Certificat complémentaire de protection pour les médicaments. Refonte

2023/0130(COD)

OBJECTIF : simplifier le système de certificat complémentaire de protection (CCP) en ce qui concerne les CCP nationaux pour les médicaments, et améliorer sa transparence et son efficacité.

ACTE PROPOSÉ : Règlement du Parlement européen et du Conseil.

RÔLE DU PARLEMENT EUROPÉEN : le Parlement européen décide conformément à la procédure législative ordinaire et sur un pied d'égalité avec le Conseil.

CONTEXTE : un certificat complémentaire de protection (CCP) est un droit de propriété intellectuelle qui prolonge la durée d’un brevet (jusqu’à cinq ans) pour un produit pharmaceutique humain ou vétérinaire, ou un produit phytopharmaceutique, qui a été autorisé par les autorités réglementaires, encourageant ainsi l’innovation et favorisant la croissance et l’emploi dans ces secteurs.

Toutefois, la protection par CCP n’est disponible qu’au niveau national. En conséquence, le système actuel souffre d’une fragmentation, ce qui conduit à des procédures complexes et coûteuses, ainsi qu’à une insécurité juridique.

Le brevet unitaire entrera en vigueur le 1er juin 2023, ce qui permettra un brevet unique couvrant tous les États membres participants de manière unitaire.

Le plan d’action de la Commission pour la propriété intellectuelle de novembre 2020 a souligné la nécessité de remédier à la fragmentation qui subsiste du système de propriété intellectuelle de l’UE.

La recherche pharmaceutique joue un rôle décisif dans l’amélioration continue de la santé publique. Les médicaments, en particulier ceux qui sont le résultat d’une recherche longue et coûteuse ne continueront pas à être développés dans l’Union à moins qu’elles ne soient couvertes par des règles favorables prévoyant une protection suffisante pour encourager de telles recherches.

La proposition fait partie du «paquet brevet de l’UE» annoncé en 2023 qui, outre la révision, la modernisation et l’introduction d’un système de CCP unitaires, comprend une nouvelle initiative sur les licences obligatoires et la législation sur les brevets essentiels à une norme. La proposition complète également le système du brevet unitaire, qui constitue une étape majeure vers l’achèvement du marché unique des brevets.
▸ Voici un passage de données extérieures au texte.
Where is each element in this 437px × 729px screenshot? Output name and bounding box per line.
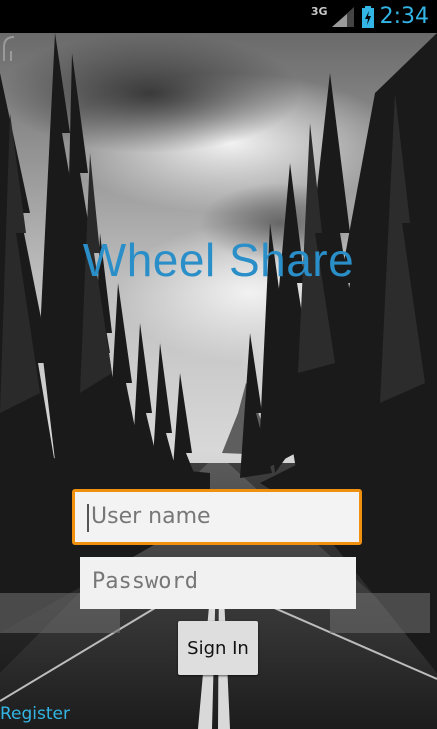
overscroll-glow-icon (3, 36, 15, 61)
network-type: 3G (310, 5, 328, 18)
background-image: Wheel Share User name Password Sign In (0, 33, 437, 729)
sign-in-button[interactable]: Sign In (178, 621, 258, 675)
status-bar: 3G 2:34 (0, 0, 437, 33)
register-link[interactable]: Register (0, 704, 70, 724)
username-placeholder: User name (91, 504, 211, 529)
password-input[interactable]: Password (80, 557, 356, 609)
username-input[interactable]: User name (72, 489, 362, 545)
clock: 2:34 (379, 4, 429, 29)
text-caret (87, 504, 89, 532)
password-placeholder: Password (92, 569, 198, 594)
signal-icon (331, 6, 354, 27)
app-title: Wheel Share (82, 234, 355, 286)
battery-charging-icon (361, 5, 374, 28)
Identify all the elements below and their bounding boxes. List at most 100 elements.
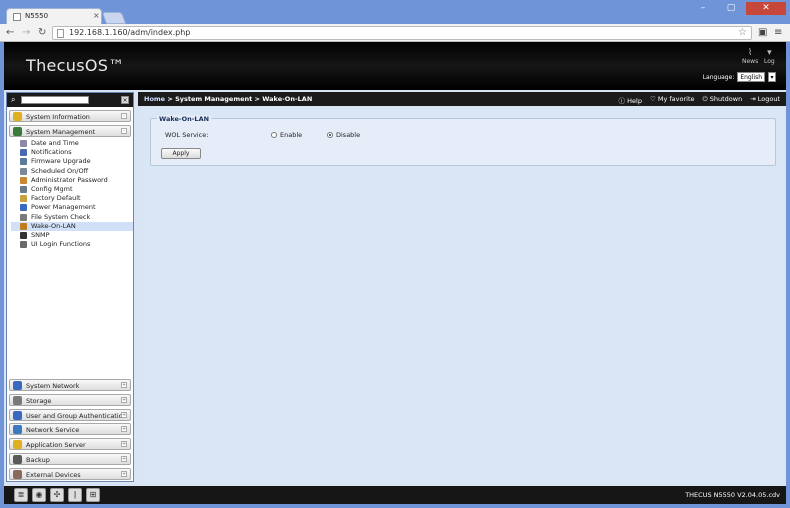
category-icon: [13, 127, 22, 136]
category-icon: [13, 112, 22, 121]
sidebar-item[interactable]: Config Mgmt: [11, 185, 133, 194]
sidebar-item[interactable]: Date and Time: [11, 139, 133, 148]
category-label: Application Server: [26, 441, 86, 450]
category-icon: [13, 425, 22, 435]
item-icon: [20, 204, 27, 212]
category-label: System Information: [26, 113, 90, 121]
temperature-icon[interactable]: ǀ: [68, 488, 82, 502]
chat-icon: ▾: [767, 48, 772, 58]
breadcrumb-home[interactable]: Home: [144, 95, 165, 103]
logout-button[interactable]: ⇥ Logout: [750, 95, 780, 105]
sidebar-item[interactable]: Administrator Password: [11, 176, 133, 185]
expand-icon[interactable]: +: [121, 456, 127, 462]
apply-button[interactable]: Apply: [161, 148, 201, 159]
sidebar-category[interactable]: System Management -: [9, 125, 131, 137]
sidebar-search: ⌕ ×: [7, 93, 133, 107]
close-window-icon[interactable]: ✕: [746, 2, 786, 15]
page-icon: [57, 29, 64, 38]
sidebar-item[interactable]: Power Management: [11, 203, 133, 212]
category-label: System Network: [26, 382, 80, 390]
sidebar-item[interactable]: UI Login Functions: [11, 240, 133, 249]
disable-radio[interactable]: Disable: [327, 131, 360, 139]
browser-toolbar: ← → ↻ 192.168.1.160/adm/index.php ☆ ▣ ≡: [0, 24, 790, 42]
sidebar-item-label: Date and Time: [31, 139, 79, 147]
sidebar-item-label: Config Mgmt: [31, 185, 73, 193]
footer-bar: ≣ ◉ ✣ ǀ ⊞ THECUS N5550 V2.04.05.cdv: [4, 486, 786, 504]
search-clear-button[interactable]: ×: [121, 96, 129, 104]
collapse-icon[interactable]: -: [121, 113, 127, 119]
log-label: Log: [764, 58, 775, 65]
sidebar-item-label: Wake-On-LAN: [31, 221, 76, 230]
forward-icon[interactable]: →: [22, 26, 30, 40]
chevron-down-icon[interactable]: ▾: [768, 72, 776, 82]
tab-title: N5550: [25, 12, 49, 20]
sidebar-category[interactable]: Storage +: [9, 393, 131, 406]
list-icon[interactable]: ≣: [14, 488, 28, 502]
sidebar-item[interactable]: Scheduled On/Off: [11, 167, 133, 176]
close-tab-icon[interactable]: ×: [93, 11, 100, 20]
log-button[interactable]: ▾ Log: [764, 48, 775, 65]
sidebar-item[interactable]: SNMP: [11, 231, 133, 240]
expand-icon[interactable]: +: [121, 426, 127, 433]
expand-icon[interactable]: +: [121, 441, 127, 448]
sidebar-category[interactable]: System Information -: [9, 110, 131, 122]
sidebar-category[interactable]: Application Server +: [9, 438, 131, 451]
category-icon: [13, 395, 22, 405]
new-tab-button[interactable]: [101, 12, 127, 24]
collapse-icon[interactable]: -: [121, 128, 127, 134]
item-icon: [20, 158, 27, 166]
category-label: External Devices: [26, 470, 81, 479]
expand-icon[interactable]: +: [121, 382, 127, 388]
panel-title: Wake-On-LAN: [157, 115, 212, 123]
item-icon: [20, 241, 27, 249]
help-button[interactable]: ⓘ Help: [619, 95, 642, 105]
item-icon: [20, 232, 27, 239]
item-icon: [20, 222, 27, 230]
language-select[interactable]: English: [737, 72, 765, 82]
maximize-icon[interactable]: ▢: [718, 2, 744, 15]
minimize-icon[interactable]: –: [690, 2, 716, 15]
wol-service-label: WOL Service:: [165, 131, 209, 139]
sidebar-item[interactable]: Factory Default: [11, 194, 133, 203]
sidebar-category[interactable]: System Network +: [9, 379, 131, 391]
back-icon[interactable]: ←: [6, 26, 14, 40]
top-tools: ⓘ Help ♡ My favorite ⏻ Shutdown ⇥ Logout: [619, 95, 780, 105]
network-icon[interactable]: ⊞: [86, 488, 100, 502]
item-icon: [20, 167, 27, 175]
favorite-button[interactable]: ♡ My favorite: [650, 95, 695, 105]
logout-label: Logout: [757, 95, 780, 103]
camera-icon[interactable]: ◉: [32, 488, 46, 502]
reload-icon[interactable]: ↻: [38, 26, 46, 40]
sidebar-item[interactable]: Wake-On-LAN: [11, 221, 133, 231]
sidebar-category[interactable]: External Devices +: [9, 467, 131, 480]
sidebar-item[interactable]: Firmware Upgrade: [11, 157, 133, 166]
sidebar-category[interactable]: Network Service +: [9, 423, 131, 436]
fan-icon[interactable]: ✣: [50, 488, 64, 502]
search-input[interactable]: [21, 96, 89, 104]
category-icon: [13, 469, 22, 479]
url-text: 192.168.1.160/adm/index.php: [69, 28, 191, 37]
address-bar[interactable]: 192.168.1.160/adm/index.php ☆: [52, 26, 752, 40]
shutdown-button[interactable]: ⏻ Shutdown: [703, 95, 743, 105]
enable-radio[interactable]: Enable: [271, 131, 302, 139]
favorite-label: My favorite: [657, 95, 695, 103]
expand-icon[interactable]: +: [121, 411, 127, 418]
bookmark-star-icon[interactable]: ☆: [738, 27, 747, 38]
menu-icon[interactable]: ≡: [774, 26, 782, 40]
sidebar-item[interactable]: Notifications: [11, 148, 133, 157]
version-text: THECUS N5550 V2.04.05.cdv: [685, 491, 780, 499]
sidebar-item-label: Firmware Upgrade: [31, 157, 91, 166]
browser-tab[interactable]: N5550 ×: [6, 8, 102, 24]
sidebar-item[interactable]: File System Check: [11, 213, 133, 222]
news-button[interactable]: ⌇ News: [742, 48, 758, 65]
sidebar-category[interactable]: Backup +: [9, 453, 131, 465]
extension-icon[interactable]: ▣: [758, 26, 767, 40]
radio-selected-icon: [327, 132, 333, 138]
expand-icon[interactable]: +: [121, 396, 127, 403]
sidebar-item-label: Notifications: [31, 148, 72, 157]
sidebar-item-label: Administrator Password: [31, 175, 108, 184]
expand-icon[interactable]: +: [121, 470, 127, 477]
category-label: Storage: [26, 396, 52, 405]
sidebar-category[interactable]: User and Group Authentication +: [9, 408, 131, 421]
category-label: Backup: [26, 456, 50, 464]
Outre cette proposition, des propositions parallèles sont faites en vue de créer une procédure centralisée pour l’octroi de CCP nationaux pour les produits phytopharmaceutiques, un CCP unitaire pour les médicaments et un CCP unitaire pour les produits phytopharmaceutiques.

CONTENU : cette proposition de refonte du règlement (CE) n° 469/2009 fixe les règles relatives au certificat complémentaire de protection pour les médicaments protégés par un brevet sur le territoire d'un État membre et soumis, avant leur mise sur le marché en tant que médicament, à une procédure d'autorisation administrative.

La réforme du CCP introduit une procédure d’examen centralisée, mise en œuvre par Office de la propriété intellectuelle de l’UE (EUIPO), en étroite coopération avec les offices nationaux de propriété intellectuelle (PI) de l’UE. Dans le cadre de ce régime, une seule demande sera soumise à un processus d’examen unique qui, s’il est positif, aboutira à l’octroi de CCP nationaux pour chacun des États membres désignés dans la demande. La même procédure pourra également aboutir à l’octroi d’un CCP unitaire.

Alors que l’examen serait effectué par une autorité centralisée, l’octroi effectif des CCP serait effectué par les offices nationaux respectifs des États membres désignés, sur la base d’un avis favorable de l’autorité centrale chargée de l’examen. L’avis de l’autorité centrale chargée de l’examen serait contraignant pour les offices nationaux des États membres désignés.

Les principales caractéristiques de fond de la procédure centralisée proposée - c’est-à-dire les conditions d’obtention des certificats, ainsi que leur effet juridique - sont les mêmes que celles du régime de CCP existant. La présente proposition introduit de nouvelles dispositions procédurales en ce qui concerne l’examen centralisé et n’a pas pour objet de modifier la portée ni l’effet des droits conférés par les CCP nationaux actuellement octroyés conformément au règlement (CE) n° 469/2009.

Les nouvelles règles ne modifient pas la compétence des offices nationaux de PI en matière d’octroi de CCP nationaux, à la suite de l’avis contraignant émis par l’autorité chargée de l’examen, gérée par l’EUIPO. La réforme du régime national de CCP ne modifie pas non plus les critères d’éligibilité pour obtenir un CCP, qui restent ceux actuellement prévus dans la législation existante tant pour les produits pharmaceutiques que pour les produits phytopharmaceutiques.